CINCINNATI — An Ohio House Bill looks to end the state's 'Third Grade Reading Guarantee,' which requires third graders to pass a reading test in order to move on to the fourth grade.
Some who support this bill said the law had unintended consequences.
"The problem with the whole law is that it doesn't work, it takes decision making, important decision-making responsibilities out of the hands of parents and educators," said Scott DiMauro, president of the Ohio Education Association. "It really puts all of the focus on a single test score, when what we really need with students is a well-rounded approach."
HB 497eliminates "retention," or requiring schools to hold a child back from passing third grade, if the student does not score a 685 or better on the English Language Arts test. DiMauro feels the focus should not be on the test, but on early intervention, by making sure every student is getting up to speed on reading. This bill passed the Ohio House 82-10.
"It's stupid I mean come on let's stand up for something, you know what it is, they've cow-towed to the teachers union and to parents who don't want to do their job," said Representative Tom Brinkman, R-Cincinnati.
Brinkman is one of the ten house members who voted against the bill and feels eliminating this requirement will lower education standards across Ohio and will hurt children down the road. It's coming at a time when millions of children missed out on crucial classroom time during the pandemic.
"If they are not being able to meet the third grade guarantee they shouldn't move on. They need to learn it's tough love, it's being the adult in the room, it's not just punting because we want to be nice," said Brinkman.
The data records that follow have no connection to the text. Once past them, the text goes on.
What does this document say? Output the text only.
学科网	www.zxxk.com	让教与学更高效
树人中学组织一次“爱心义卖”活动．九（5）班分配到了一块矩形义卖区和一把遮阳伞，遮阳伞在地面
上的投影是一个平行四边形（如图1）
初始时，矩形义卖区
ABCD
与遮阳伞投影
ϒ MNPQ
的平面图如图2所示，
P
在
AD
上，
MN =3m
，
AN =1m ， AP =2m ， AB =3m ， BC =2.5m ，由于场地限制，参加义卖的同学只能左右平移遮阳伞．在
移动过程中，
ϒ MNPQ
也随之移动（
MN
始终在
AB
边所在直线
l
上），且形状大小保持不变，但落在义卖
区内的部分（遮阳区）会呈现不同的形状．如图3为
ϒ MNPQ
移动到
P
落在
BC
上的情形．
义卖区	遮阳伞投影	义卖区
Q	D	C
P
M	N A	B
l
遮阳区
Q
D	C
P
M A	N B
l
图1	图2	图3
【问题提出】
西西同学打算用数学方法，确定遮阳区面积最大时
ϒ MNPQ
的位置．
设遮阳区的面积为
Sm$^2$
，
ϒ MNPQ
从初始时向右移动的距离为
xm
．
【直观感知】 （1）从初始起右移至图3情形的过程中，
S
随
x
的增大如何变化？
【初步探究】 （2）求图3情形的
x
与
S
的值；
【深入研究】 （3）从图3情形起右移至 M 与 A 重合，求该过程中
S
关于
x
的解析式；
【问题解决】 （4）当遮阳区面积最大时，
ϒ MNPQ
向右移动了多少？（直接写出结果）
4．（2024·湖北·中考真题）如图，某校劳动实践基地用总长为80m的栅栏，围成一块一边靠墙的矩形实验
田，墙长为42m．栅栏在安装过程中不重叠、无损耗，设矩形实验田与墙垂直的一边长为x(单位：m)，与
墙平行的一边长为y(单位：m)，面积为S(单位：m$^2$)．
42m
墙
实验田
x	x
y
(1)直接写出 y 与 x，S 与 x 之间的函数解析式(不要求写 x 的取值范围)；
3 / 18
Cincinnati educator Gary Favors feels these tests don't tell the whole story behind every child and what they need to succeed.
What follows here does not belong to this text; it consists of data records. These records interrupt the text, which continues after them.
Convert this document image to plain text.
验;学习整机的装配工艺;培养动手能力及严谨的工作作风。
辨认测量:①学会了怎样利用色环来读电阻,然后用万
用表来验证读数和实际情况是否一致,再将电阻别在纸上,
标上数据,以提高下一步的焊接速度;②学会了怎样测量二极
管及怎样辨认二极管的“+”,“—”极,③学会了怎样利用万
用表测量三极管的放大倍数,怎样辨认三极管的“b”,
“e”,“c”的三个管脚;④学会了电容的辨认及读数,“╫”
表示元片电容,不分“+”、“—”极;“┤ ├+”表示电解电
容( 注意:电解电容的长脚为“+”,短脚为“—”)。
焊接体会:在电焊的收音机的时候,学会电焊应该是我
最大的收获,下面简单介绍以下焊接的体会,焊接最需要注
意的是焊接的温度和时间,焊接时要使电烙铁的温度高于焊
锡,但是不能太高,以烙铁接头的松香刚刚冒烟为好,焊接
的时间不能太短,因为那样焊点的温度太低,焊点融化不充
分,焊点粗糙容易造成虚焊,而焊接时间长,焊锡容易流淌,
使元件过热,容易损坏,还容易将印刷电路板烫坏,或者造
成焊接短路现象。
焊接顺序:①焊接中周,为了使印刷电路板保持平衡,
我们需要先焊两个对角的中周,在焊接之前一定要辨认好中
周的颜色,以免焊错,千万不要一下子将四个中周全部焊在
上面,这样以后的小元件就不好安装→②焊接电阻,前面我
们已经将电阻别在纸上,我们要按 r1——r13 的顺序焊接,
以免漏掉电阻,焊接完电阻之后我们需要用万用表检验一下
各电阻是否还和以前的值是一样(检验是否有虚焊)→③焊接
"There should be a variety of metrics of what we need to measure academic performance with our kids," said Gary Favors, who's been an educator in Cincinnati for 25 years.
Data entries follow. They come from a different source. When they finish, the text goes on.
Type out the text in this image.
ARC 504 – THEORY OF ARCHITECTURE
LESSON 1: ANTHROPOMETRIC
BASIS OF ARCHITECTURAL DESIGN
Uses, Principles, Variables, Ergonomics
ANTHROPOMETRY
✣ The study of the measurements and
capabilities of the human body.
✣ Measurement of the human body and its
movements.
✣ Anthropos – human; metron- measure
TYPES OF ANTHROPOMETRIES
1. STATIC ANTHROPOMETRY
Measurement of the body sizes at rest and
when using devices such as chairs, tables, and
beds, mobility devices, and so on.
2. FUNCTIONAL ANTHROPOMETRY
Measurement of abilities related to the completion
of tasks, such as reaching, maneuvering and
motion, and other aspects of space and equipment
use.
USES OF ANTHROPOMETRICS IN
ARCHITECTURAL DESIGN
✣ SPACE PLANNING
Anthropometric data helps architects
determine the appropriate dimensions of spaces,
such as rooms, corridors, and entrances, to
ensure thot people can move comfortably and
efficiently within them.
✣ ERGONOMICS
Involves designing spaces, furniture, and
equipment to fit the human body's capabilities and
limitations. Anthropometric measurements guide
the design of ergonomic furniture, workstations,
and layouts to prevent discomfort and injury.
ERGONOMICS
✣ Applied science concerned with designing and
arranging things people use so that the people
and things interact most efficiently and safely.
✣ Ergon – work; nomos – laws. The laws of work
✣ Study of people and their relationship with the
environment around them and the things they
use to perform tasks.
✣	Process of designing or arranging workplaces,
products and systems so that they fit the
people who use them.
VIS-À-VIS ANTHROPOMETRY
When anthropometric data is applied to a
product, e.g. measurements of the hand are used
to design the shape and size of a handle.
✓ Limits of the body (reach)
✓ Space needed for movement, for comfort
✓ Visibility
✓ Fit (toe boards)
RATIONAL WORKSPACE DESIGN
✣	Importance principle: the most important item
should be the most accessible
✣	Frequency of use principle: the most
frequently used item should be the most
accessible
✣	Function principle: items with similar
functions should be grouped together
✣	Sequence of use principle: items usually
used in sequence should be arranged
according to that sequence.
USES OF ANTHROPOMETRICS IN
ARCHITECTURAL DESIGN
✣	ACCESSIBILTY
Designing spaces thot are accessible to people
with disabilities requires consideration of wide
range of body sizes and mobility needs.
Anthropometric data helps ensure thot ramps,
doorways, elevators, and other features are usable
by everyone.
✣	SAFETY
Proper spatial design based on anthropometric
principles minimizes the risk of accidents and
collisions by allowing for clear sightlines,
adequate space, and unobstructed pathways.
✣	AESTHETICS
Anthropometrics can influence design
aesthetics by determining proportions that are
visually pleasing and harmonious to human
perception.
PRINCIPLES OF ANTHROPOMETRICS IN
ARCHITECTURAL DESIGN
Favors recalled a time when one of his third-grade students was struggling with reading and was showing up to class late on a weekly basis. He wanted to find out what was going on, so he called the student's mother.
"She told me he was homeless, and my heart sunk because many of those families deal with those socio-economic things, I felt like 'wow he's smart, he's bright but he has all of these other factors from living from hotel to hotel,'" said Favors.
The state halted the reading requirement during the pandemic, but schools across Ohio are once again implementing this test before the academic year is over. HB 497 is currently in an Ohio Senate committee, and at last check, was not scheduled for a reading during the week of December 4th.